Besides muscle tissue, eggs and milk can be a good indicator for Se deposition. The described results in broiler and pig muscle tissue are in line with previous published results in laying hens and dairy cows. Delezie et al (2014) found higher levels of Se in eggs in laying hens that received Excential Selenium4000 in the diet, compared to laying hens that received selenized yeast or inorganic selenium. Vandeale et al (2014) concluded that dairy cows that received Excential Selenium4000 had a higher selenium transfer to milk in comparison with dairy cows that received selenized yeast or inorganic selenium in the ration.

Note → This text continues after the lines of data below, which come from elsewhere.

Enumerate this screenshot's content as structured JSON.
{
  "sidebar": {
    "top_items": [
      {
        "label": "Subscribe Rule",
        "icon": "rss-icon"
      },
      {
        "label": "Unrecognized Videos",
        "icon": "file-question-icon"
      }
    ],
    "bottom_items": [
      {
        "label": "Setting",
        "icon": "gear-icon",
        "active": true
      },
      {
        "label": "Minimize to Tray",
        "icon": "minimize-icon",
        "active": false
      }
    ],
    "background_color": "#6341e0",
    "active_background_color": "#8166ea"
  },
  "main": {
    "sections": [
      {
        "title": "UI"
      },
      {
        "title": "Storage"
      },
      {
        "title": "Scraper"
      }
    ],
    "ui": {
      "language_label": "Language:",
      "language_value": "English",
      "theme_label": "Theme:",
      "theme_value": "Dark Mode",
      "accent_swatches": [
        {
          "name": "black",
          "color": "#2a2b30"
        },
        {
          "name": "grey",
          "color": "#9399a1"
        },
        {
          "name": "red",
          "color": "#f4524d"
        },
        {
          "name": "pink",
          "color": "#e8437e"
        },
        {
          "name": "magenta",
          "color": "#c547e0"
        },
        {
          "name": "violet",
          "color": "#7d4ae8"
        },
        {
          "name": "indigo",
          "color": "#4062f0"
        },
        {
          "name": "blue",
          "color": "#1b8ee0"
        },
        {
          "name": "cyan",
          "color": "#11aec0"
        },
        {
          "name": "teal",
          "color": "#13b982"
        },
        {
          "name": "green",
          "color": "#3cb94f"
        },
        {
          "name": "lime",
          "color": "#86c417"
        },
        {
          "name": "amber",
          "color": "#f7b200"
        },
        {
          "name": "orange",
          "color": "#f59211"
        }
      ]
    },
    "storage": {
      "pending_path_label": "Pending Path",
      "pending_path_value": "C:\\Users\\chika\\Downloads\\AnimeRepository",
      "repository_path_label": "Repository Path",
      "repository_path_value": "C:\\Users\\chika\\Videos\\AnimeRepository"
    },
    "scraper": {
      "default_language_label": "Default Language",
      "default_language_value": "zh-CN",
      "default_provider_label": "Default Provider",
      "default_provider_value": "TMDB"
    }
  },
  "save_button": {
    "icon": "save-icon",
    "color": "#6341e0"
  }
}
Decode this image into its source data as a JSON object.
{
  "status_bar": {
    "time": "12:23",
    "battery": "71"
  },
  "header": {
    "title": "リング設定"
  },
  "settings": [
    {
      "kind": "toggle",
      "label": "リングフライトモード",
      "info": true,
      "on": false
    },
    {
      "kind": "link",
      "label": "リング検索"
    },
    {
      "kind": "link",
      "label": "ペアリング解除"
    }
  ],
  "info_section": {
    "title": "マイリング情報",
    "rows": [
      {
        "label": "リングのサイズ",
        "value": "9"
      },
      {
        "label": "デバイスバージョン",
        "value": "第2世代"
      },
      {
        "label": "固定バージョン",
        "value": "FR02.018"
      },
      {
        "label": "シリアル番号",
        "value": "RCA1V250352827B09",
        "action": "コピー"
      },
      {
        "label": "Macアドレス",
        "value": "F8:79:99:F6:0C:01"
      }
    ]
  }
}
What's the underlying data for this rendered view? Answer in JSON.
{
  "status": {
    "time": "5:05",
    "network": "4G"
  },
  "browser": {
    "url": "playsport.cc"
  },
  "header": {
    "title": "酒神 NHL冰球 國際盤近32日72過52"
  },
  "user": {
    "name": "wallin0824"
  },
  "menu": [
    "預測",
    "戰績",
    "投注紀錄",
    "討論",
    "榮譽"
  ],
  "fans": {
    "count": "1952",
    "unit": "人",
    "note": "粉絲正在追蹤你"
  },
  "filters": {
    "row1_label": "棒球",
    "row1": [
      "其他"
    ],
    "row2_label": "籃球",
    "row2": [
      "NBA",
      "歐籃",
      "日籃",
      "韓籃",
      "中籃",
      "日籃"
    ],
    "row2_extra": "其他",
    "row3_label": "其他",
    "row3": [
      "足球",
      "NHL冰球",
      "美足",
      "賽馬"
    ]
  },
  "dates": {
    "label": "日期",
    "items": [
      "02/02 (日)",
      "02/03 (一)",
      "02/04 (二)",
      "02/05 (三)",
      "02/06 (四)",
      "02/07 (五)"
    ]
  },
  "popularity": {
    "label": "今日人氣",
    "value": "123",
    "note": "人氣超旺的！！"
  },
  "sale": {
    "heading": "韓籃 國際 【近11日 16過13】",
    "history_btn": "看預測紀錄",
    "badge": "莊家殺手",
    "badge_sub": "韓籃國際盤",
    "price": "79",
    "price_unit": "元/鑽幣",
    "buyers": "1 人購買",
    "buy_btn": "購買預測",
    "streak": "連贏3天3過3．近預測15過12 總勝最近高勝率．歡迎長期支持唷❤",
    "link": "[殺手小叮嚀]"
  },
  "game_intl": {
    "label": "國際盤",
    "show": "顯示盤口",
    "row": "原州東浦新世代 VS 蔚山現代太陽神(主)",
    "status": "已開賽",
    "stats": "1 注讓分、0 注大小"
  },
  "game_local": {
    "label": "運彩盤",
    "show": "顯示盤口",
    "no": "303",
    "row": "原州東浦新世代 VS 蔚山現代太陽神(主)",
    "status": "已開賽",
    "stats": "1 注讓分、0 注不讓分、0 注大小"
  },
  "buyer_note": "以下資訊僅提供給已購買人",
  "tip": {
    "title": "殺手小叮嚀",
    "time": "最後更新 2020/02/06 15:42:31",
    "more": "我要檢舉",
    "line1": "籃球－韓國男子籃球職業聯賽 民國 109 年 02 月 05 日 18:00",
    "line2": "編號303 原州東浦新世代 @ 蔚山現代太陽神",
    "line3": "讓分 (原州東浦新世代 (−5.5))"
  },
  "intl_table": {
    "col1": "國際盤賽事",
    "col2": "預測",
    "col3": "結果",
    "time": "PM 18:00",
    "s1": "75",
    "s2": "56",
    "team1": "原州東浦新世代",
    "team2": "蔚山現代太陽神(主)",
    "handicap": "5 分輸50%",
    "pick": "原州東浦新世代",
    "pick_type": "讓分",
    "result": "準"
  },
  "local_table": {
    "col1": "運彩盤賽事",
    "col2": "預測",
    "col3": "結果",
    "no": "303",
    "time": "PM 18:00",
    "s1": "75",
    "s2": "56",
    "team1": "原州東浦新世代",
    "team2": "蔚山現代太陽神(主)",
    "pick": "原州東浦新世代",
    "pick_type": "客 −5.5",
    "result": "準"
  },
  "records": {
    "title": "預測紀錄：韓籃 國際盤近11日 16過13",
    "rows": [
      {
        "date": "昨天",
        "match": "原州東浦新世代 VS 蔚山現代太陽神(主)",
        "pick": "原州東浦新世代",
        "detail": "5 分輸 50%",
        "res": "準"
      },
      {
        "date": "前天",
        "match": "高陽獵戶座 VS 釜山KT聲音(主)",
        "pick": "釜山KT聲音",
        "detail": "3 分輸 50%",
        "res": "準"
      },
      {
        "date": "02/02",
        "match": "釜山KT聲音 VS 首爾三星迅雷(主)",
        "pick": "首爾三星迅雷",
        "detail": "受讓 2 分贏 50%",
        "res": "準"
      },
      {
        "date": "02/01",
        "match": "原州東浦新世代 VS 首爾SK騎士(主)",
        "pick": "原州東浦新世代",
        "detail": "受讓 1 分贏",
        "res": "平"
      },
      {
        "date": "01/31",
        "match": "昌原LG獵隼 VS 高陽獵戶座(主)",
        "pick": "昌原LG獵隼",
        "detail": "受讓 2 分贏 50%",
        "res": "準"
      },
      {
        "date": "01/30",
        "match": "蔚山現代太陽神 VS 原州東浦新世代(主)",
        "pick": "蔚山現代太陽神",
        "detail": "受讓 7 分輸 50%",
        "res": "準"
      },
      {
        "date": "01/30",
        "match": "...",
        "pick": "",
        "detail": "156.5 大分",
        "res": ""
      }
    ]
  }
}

Organic selenium in the form of selenomethionine is able to increase selenium deposition, which is a good indicator of the selenium status of the animal. Recent animal trials demonstrate the difference between dietary organic selenium sources and show that the level of selenomethionine is the most important parameter for the quality of products. Selenium yeast products show a variable level of selenomethionine. Excential Selenium4000 is a new generation of organic selenium, with the highest concentration of available selenomethionine and shows consequently the highest Se deposition. It allows a more standardized amount of active ingredient (selenomethionine) in the diet and ensures the most efficient selenium supply for the animal.